Active duty members of the U.S. Military and their dependents can pick up their pass at the Craters of the Moon National Monument during entrance station hours. Call ahead to ensure that the entrance station is staffed: 208-527-1335. The pass may also be picked up at other national parks that charge an entrance fee. Find a list of national parks with entrance fees at http://www.nps.gov/findapark/feefreeparksbystate.htm.
Eligible individuals must be prepared to show a current, valid military identification card to obtain their pass. More information is available at www.nps.gov/findapark/passes.htm.
Other national parks in southern Idaho including Craters of the Moon National Preserve, City of Rocks National Reserve, Hagerman Fossil Beds National Monument and Minidoka National Historic Site do not charge an entrance fee; the closest park to pick up a pass is Craters of the Moon National Monument.
This military version of the America the Beautiful National Parks and Federal Recreational Lands Pass also permits free entrance to sites managed by the U.S. Fish & Wildlife Service, the Bureau of Land Management, the Bureau of Reclamation, and the U.S. Forest Service. The pass is also available at these locations wherever fees are charged.
"Through the years, military members, especially those far from home in times of conflict, have found inspiration in America's patriotic icons and majestic landscapes, places like the Statue of Liberty and the Grand Canyon that are cared for by the National Park Service and symbolize the nation that their sacrifices protect," said National Park Service Director Jonathan B. Jarvis. "This new pass is a way to thank military members and their families for their service and their sacrifices."

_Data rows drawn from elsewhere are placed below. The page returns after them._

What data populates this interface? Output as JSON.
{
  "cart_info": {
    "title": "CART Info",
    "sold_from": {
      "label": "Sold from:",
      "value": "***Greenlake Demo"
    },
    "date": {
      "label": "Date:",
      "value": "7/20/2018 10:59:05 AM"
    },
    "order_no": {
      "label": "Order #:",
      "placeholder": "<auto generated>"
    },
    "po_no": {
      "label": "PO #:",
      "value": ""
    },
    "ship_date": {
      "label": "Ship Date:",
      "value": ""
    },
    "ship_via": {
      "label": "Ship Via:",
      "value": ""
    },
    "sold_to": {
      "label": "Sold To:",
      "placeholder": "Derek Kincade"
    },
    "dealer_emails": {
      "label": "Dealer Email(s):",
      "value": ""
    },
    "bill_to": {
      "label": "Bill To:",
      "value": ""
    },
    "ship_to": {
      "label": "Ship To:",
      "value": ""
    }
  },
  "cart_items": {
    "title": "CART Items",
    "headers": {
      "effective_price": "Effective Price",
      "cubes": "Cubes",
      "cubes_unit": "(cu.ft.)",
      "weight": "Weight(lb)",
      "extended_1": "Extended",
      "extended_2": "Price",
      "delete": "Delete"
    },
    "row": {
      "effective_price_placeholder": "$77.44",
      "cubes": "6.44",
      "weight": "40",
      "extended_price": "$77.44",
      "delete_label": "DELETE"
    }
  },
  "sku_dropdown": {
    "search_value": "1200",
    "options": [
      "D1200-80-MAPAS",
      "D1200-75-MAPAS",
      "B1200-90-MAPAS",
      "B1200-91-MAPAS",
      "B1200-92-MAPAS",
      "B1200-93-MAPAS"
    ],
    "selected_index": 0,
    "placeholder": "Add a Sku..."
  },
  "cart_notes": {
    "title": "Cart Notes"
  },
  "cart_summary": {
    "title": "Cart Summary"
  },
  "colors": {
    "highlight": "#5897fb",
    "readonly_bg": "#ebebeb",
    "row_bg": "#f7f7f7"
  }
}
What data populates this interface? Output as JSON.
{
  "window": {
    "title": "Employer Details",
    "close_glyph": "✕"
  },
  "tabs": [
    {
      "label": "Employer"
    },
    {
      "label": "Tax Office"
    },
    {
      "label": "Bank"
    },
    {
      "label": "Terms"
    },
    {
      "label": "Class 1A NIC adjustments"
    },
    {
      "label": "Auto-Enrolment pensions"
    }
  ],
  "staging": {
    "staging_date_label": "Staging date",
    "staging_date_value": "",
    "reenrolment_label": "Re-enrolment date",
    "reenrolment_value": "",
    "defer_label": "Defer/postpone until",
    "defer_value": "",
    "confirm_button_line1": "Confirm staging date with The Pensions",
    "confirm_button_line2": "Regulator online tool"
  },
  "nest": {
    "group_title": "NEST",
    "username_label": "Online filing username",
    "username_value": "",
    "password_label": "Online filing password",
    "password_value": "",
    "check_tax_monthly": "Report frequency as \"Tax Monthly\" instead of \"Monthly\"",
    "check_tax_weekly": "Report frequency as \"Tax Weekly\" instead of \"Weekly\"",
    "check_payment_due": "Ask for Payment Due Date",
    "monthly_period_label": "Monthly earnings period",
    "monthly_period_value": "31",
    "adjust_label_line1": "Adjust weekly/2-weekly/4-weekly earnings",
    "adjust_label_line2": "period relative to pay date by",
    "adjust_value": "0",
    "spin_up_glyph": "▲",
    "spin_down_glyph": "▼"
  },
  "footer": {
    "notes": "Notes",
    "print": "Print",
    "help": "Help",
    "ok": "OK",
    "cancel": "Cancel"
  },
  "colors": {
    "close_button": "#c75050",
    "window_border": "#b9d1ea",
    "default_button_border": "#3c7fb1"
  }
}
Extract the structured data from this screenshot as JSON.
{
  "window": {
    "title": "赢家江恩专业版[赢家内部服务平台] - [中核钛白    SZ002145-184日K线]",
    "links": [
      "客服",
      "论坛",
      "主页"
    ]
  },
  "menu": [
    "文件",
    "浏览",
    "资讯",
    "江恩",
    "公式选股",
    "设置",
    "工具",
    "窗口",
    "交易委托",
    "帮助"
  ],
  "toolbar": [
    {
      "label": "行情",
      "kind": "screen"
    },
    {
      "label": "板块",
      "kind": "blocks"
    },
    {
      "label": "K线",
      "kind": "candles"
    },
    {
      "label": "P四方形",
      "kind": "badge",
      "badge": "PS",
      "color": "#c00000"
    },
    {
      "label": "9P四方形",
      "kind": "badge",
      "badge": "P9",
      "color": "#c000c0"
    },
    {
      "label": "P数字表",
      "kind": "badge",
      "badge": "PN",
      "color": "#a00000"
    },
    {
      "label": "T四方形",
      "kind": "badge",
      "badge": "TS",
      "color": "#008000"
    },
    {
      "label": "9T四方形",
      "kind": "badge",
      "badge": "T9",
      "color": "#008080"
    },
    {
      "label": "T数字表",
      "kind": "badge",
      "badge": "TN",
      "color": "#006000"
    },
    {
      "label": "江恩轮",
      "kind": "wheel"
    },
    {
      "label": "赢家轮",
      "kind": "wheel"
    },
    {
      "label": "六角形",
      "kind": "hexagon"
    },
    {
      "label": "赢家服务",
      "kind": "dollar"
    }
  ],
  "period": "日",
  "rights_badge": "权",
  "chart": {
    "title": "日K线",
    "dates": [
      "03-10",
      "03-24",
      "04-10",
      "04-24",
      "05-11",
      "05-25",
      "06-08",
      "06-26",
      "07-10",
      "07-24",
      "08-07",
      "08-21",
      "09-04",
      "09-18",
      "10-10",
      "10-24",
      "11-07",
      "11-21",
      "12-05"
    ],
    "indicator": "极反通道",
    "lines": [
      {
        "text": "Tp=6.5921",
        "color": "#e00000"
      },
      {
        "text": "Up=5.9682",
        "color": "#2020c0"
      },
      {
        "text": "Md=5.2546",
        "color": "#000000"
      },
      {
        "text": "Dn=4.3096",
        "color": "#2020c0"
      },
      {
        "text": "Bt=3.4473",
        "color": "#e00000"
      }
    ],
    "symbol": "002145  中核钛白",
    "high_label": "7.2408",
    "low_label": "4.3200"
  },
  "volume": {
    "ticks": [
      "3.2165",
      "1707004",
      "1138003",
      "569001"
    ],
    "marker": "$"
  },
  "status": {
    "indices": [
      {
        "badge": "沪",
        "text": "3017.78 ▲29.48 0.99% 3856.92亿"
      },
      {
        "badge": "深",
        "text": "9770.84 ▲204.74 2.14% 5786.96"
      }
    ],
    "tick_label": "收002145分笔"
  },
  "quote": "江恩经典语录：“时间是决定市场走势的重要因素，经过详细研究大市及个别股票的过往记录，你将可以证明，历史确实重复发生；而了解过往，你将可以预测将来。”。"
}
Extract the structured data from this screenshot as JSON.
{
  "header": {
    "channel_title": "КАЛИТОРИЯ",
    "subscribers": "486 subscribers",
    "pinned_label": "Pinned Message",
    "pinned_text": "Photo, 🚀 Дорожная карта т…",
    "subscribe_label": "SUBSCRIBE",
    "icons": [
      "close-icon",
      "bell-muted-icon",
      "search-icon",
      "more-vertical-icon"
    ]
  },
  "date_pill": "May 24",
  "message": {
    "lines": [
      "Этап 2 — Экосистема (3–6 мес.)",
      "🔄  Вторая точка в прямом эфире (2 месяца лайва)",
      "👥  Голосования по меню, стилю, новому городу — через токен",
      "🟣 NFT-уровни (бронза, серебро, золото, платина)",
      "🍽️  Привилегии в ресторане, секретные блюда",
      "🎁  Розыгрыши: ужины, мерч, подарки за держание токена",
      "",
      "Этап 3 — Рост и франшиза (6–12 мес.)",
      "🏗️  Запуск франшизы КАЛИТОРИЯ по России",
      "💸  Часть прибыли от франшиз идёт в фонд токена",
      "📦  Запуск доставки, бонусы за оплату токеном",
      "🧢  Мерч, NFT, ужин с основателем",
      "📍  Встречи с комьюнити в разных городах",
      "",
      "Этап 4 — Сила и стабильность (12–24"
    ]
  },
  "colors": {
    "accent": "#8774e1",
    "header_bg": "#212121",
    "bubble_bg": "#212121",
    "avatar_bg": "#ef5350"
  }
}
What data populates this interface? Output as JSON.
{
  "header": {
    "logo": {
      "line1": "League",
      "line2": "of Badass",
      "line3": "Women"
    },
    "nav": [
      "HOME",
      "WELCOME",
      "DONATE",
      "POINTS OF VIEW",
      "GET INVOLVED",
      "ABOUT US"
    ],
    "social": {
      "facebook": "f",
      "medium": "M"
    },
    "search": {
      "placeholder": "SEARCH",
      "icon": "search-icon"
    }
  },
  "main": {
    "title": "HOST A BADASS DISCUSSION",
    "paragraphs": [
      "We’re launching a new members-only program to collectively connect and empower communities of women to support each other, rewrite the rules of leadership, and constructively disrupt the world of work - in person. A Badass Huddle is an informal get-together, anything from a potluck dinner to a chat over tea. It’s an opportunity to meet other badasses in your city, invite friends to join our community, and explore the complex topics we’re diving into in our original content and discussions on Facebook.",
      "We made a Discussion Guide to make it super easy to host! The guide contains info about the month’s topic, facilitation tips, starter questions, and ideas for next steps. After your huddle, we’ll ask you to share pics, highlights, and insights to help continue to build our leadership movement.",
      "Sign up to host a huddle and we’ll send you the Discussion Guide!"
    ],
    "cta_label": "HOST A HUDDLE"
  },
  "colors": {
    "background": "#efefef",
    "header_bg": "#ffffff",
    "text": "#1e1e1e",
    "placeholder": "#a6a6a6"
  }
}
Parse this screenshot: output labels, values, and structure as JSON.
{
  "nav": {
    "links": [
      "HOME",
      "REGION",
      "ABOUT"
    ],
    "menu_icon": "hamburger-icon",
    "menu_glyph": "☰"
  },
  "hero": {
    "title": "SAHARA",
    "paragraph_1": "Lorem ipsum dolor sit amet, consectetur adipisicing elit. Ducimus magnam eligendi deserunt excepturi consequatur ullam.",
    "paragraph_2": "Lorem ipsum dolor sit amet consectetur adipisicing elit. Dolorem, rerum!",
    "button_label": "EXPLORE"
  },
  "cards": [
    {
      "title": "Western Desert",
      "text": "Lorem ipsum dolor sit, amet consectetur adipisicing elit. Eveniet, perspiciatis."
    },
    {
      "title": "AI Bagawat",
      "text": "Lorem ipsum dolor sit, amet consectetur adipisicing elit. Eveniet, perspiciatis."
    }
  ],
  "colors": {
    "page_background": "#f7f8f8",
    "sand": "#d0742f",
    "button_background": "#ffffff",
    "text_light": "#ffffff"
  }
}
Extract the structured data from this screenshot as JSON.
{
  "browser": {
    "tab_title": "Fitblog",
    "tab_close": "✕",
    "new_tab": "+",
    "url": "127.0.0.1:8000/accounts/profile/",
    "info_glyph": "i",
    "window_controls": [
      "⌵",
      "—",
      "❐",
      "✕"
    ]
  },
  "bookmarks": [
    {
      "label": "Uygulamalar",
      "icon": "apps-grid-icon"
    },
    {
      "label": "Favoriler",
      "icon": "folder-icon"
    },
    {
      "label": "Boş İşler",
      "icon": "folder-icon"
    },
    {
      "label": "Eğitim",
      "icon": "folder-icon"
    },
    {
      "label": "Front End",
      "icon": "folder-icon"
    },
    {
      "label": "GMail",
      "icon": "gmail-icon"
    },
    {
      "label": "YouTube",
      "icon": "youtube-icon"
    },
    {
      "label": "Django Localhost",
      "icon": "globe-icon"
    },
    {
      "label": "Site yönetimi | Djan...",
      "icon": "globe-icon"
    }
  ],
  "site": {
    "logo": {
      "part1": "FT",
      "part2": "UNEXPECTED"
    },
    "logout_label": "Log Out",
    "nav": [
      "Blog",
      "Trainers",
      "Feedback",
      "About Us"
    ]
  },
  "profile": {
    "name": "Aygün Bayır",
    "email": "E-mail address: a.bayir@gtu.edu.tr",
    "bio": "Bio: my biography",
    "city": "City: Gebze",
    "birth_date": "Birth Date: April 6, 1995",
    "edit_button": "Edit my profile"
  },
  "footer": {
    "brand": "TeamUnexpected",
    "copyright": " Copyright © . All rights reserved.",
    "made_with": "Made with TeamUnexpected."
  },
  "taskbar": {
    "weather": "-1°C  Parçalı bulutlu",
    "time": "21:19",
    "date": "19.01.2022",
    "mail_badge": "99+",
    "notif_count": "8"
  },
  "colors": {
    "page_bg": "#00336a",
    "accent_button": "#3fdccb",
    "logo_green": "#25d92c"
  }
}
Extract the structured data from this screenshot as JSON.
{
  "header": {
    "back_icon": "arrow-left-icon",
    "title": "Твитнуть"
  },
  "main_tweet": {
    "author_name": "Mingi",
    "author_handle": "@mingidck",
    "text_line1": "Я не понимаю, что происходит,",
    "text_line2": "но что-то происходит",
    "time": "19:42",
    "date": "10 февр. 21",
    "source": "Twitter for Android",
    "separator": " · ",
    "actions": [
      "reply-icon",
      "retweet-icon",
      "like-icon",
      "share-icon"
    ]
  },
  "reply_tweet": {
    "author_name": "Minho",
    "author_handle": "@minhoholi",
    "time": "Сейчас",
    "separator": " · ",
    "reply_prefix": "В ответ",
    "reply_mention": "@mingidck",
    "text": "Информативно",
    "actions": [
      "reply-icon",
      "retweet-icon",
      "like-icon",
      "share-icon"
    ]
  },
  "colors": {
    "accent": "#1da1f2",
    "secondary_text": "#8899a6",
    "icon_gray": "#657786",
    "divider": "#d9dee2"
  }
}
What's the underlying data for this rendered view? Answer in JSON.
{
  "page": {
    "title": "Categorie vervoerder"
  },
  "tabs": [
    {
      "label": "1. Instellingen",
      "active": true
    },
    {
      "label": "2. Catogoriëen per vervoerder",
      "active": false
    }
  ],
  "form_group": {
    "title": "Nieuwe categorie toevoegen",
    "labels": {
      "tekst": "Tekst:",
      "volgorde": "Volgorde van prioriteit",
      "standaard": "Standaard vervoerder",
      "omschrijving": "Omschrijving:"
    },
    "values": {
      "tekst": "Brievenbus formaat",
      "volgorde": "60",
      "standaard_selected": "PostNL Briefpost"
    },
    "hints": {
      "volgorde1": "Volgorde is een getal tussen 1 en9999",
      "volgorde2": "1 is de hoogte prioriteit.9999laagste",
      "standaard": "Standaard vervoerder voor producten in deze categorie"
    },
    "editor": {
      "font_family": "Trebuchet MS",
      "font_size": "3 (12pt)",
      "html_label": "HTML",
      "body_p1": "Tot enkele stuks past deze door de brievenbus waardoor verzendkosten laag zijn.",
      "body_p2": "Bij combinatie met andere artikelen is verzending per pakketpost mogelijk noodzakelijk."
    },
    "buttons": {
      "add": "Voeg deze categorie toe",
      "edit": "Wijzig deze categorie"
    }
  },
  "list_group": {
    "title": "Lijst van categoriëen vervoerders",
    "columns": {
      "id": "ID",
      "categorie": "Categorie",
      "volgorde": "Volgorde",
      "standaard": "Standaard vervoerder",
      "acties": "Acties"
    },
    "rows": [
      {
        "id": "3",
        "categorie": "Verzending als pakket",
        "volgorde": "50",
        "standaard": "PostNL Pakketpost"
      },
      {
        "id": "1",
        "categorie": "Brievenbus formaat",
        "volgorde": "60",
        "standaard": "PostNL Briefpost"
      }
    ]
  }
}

National parks and the military have strong ties going back to the establishment of Yellowstone as the world's first national park in 1872. The U.S. Cavalry watched over America's national parks and did double duty, serving as the first park rangers until the National Park Service was created 44 years later. During World War II, many parks were set aside for the training and care of military personnel. Today, dozens of national parks commemorate military battles and achievements.